The Corporation will forward all nominations to the Governance Committee for consideration. The Governance Committee may, but will not be required to, consider nominations not properly submitted in accordance with this policy. The Governance Committee may request further information and documentation from any proposed nominee or from any stockholder proposing a nominee. All nominees properly submitted to the Corporation (or which the Governance Committee otherwise elects to consider) will be evaluated and considered by members of the Governance Committee using the same criteria as nominees identified by the Governance Committee itself.

The Corporation is required to disclose in its proxy statements its policy regarding the ability of stockholders to communicate with the Board members, including a description of the manner in which stockholders can send communications to the directors and if all stockholder communications are not sent directly to Board members, a description of the Corporation's process for determining which communications will be relayed to Board members. The Investment Company Act provides that a registered investment company does not need to disclose its process for collecting and organizing stockholder communications if the process is approved by a majority of the non-interested directors (as defined in Section 2(a)(19) of the Investment Company Act).

Accordingly, the Governance Committee has adopted the current procedures with respect to stockholder communications with Board members:

The Board has established the following procedures in order to facilitate communications between the Board and the stockholders of the Corporation and other interested parties.

Receipt of Communications

Stockholders and other interested parties may contact the Board or any member of the Board by mail or electronically.
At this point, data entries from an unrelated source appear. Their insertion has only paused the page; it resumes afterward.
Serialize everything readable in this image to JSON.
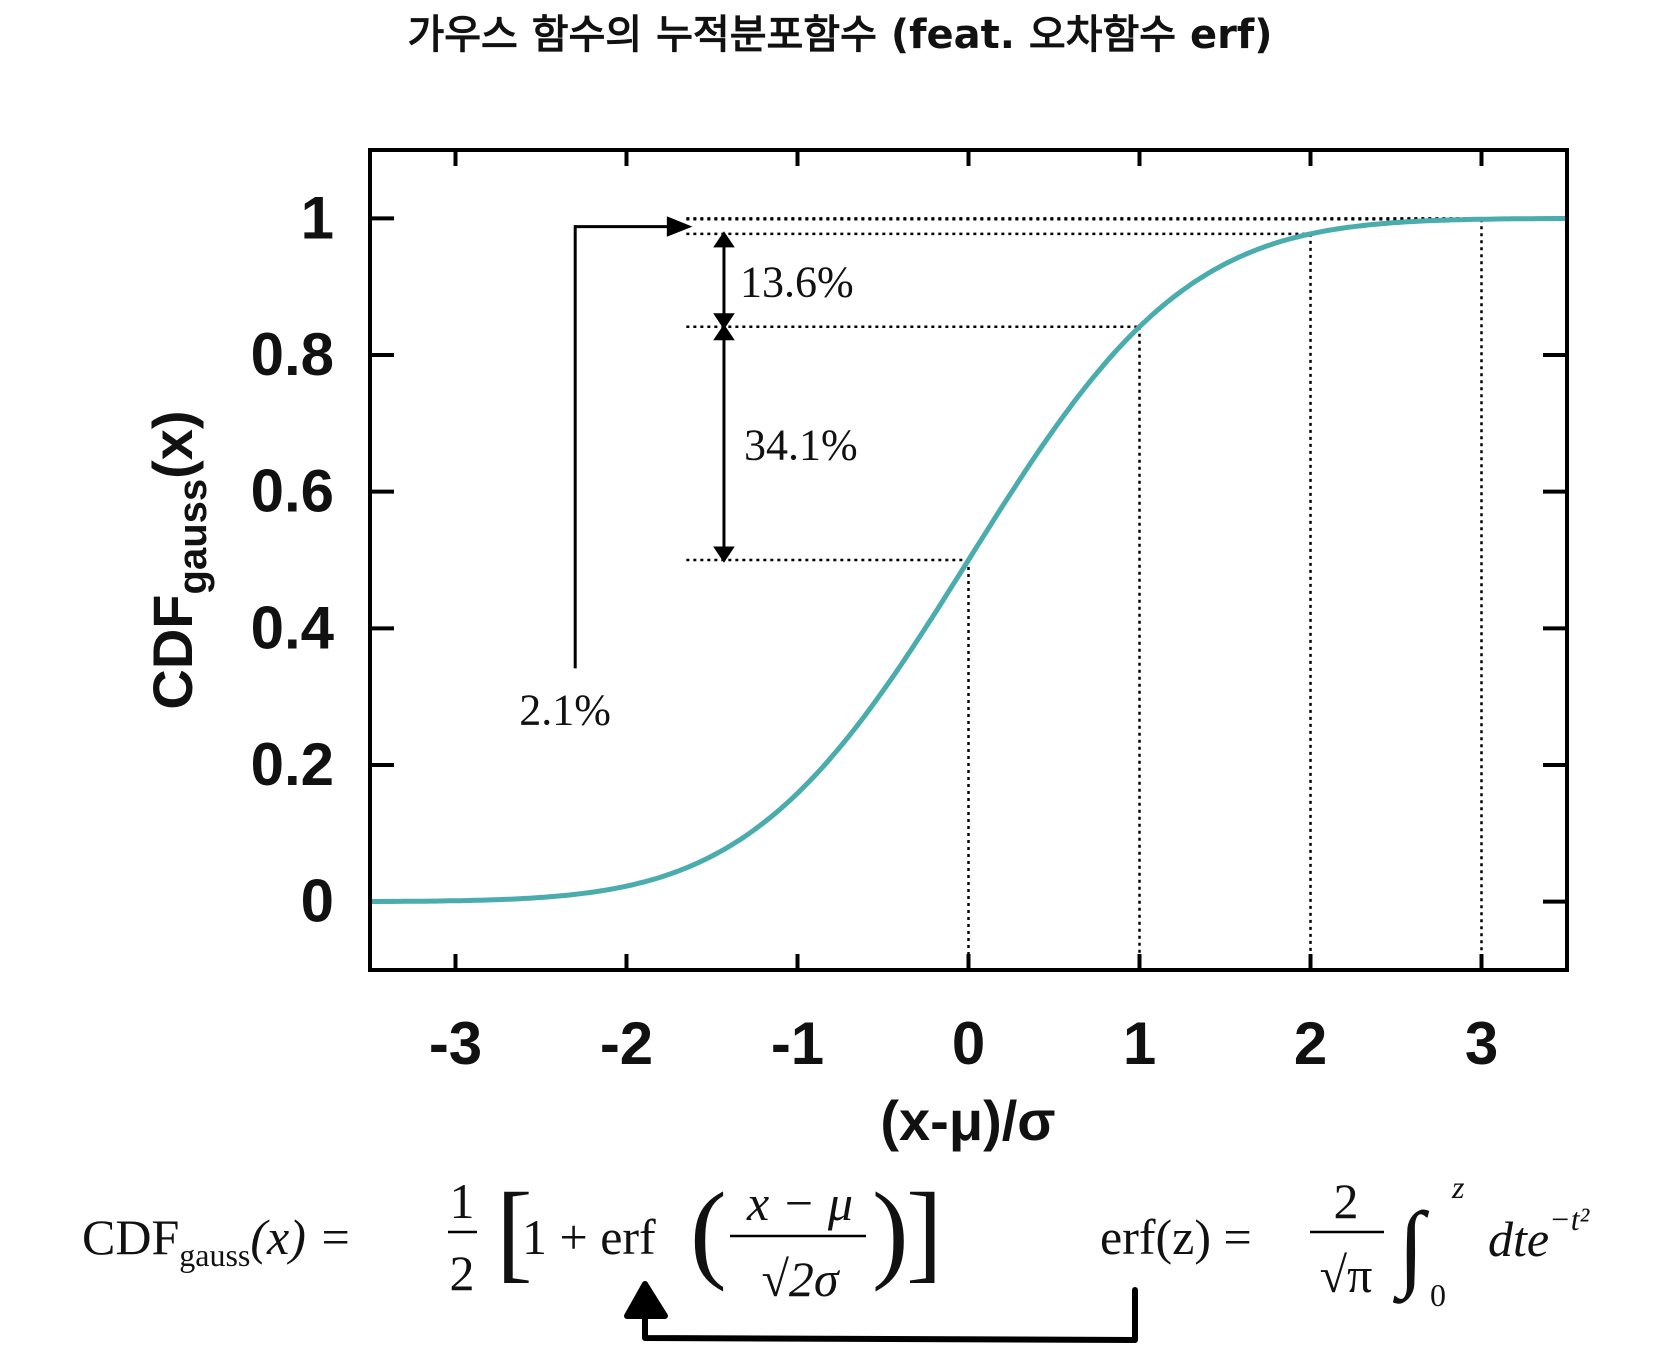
{
  "page": {
    "title": "가우스 함수의 누적분포함수 (feat. 오차함수 erf)"
  },
  "chart_data": {
    "type": "line",
    "title": "",
    "xlabel": "(x-μ)/σ",
    "ylabel_main": "CDF",
    "ylabel_sub": "gauss",
    "ylabel_tail": "(x)",
    "xlim": [
      -3.5,
      3.5
    ],
    "ylim": [
      -0.1,
      1.1
    ],
    "grid": false,
    "x_ticks": [
      {
        "value": -3,
        "label": "-3"
      },
      {
        "value": -2,
        "label": "-2"
      },
      {
        "value": -1,
        "label": "-1"
      },
      {
        "value": 0,
        "label": "0"
      },
      {
        "value": 1,
        "label": "1"
      },
      {
        "value": 2,
        "label": "2"
      },
      {
        "value": 3,
        "label": "3"
      }
    ],
    "y_ticks": [
      {
        "value": 0,
        "label": "0"
      },
      {
        "value": 0.2,
        "label": "0.2"
      },
      {
        "value": 0.4,
        "label": "0.4"
      },
      {
        "value": 0.6,
        "label": "0.6"
      },
      {
        "value": 0.8,
        "label": "0.8"
      },
      {
        "value": 1,
        "label": "1"
      }
    ],
    "series": [
      {
        "color": "#4aacad",
        "x": [
          -3.5,
          -3.0,
          -2.5,
          -2.0,
          -1.5,
          -1.0,
          -0.5,
          0.0,
          0.5,
          1.0,
          1.5,
          2.0,
          2.5,
          3.0,
          3.5
        ],
        "y": [
          0.0002,
          0.0013,
          0.0062,
          0.0228,
          0.0668,
          0.1587,
          0.3085,
          0.5,
          0.6915,
          0.8413,
          0.9332,
          0.9772,
          0.9938,
          0.9987,
          0.9998
        ]
      }
    ],
    "reference_points": [
      {
        "x": 0,
        "y": 0.5
      },
      {
        "x": 1,
        "y": 0.8413
      },
      {
        "x": 2,
        "y": 0.9772
      },
      {
        "x": 3,
        "y": 0.9987
      }
    ],
    "annotations": [
      {
        "text": "34.1%",
        "from": 0.5,
        "to": 0.8413
      },
      {
        "text": "13.6%",
        "from": 0.8413,
        "to": 0.9772
      },
      {
        "text": "2.1%",
        "from": 0.9772,
        "to": 0.9987
      }
    ]
  },
  "formulas": {
    "cdf_lhs": "CDF",
    "cdf_lhs_sub": "gauss",
    "cdf_lhs_arg": "(x) =",
    "half_num": "1",
    "half_den": "2",
    "bracket_left": "[",
    "one_plus": "1 + erf",
    "paren_left": "(",
    "frac_num": "x − μ",
    "frac_den": "√2σ",
    "paren_right": ")",
    "bracket_right": "]",
    "erf_lhs": "erf(z) =",
    "erf_num": "2",
    "erf_den": "√π",
    "integral": "∫",
    "int_upper": "z",
    "int_lower": "0",
    "integrand": "dte",
    "exponent": "−t²"
  }
}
To communicate with the Board or any member of the Board, correspondence should be addressed to the Board or the Board members with whom you wish to communicate by either name or title. All such correspondence should be sent to THL Credit, Inc., c/o Corporate Secretary, 100 Federal Street, 31st Floor, Boston, MA 02110.

Forwarding the Communications

All communications received will be opened by the Corporate Secretary for the sole purpose of determining whether the contents represent a message to one or more of the directors. The Corporate Secretary will forward promptly to the addressee any contents that relate to the Corporation and that are not in the nature of advertising, promotions of a product or service, or patently offensive material. In the case of communications to the Board of Directors or any committee or group of members of the Board, the Corporate Secretary will make sufficient copies of the contents to send to each director who is a member of the group or committee to which the envelope or e-mail is addressed.

The Corporation encourages, but does not require, the members of the Board to attend the Corporation's annual meeting of its stockholders.

Each of the foregoing policies is in all respects subject and subordinate to the Corporation's articles of incorporation and by-laws, the resolutions of the Board and the applicable provisions of the Delaware General Corporate Law. Furthermore, each of the foregoing policies are intended to supplement and expand upon the goals and responsibilities of the Governance Committee set forth in Section V of the Governance Committee Charter (the "Governance Committee Charter") of the Board. In the event of any conflict or inconsistency between these policies and the Governance Committee Charter, the terms and conditions of the Governance Committee Charter shall control.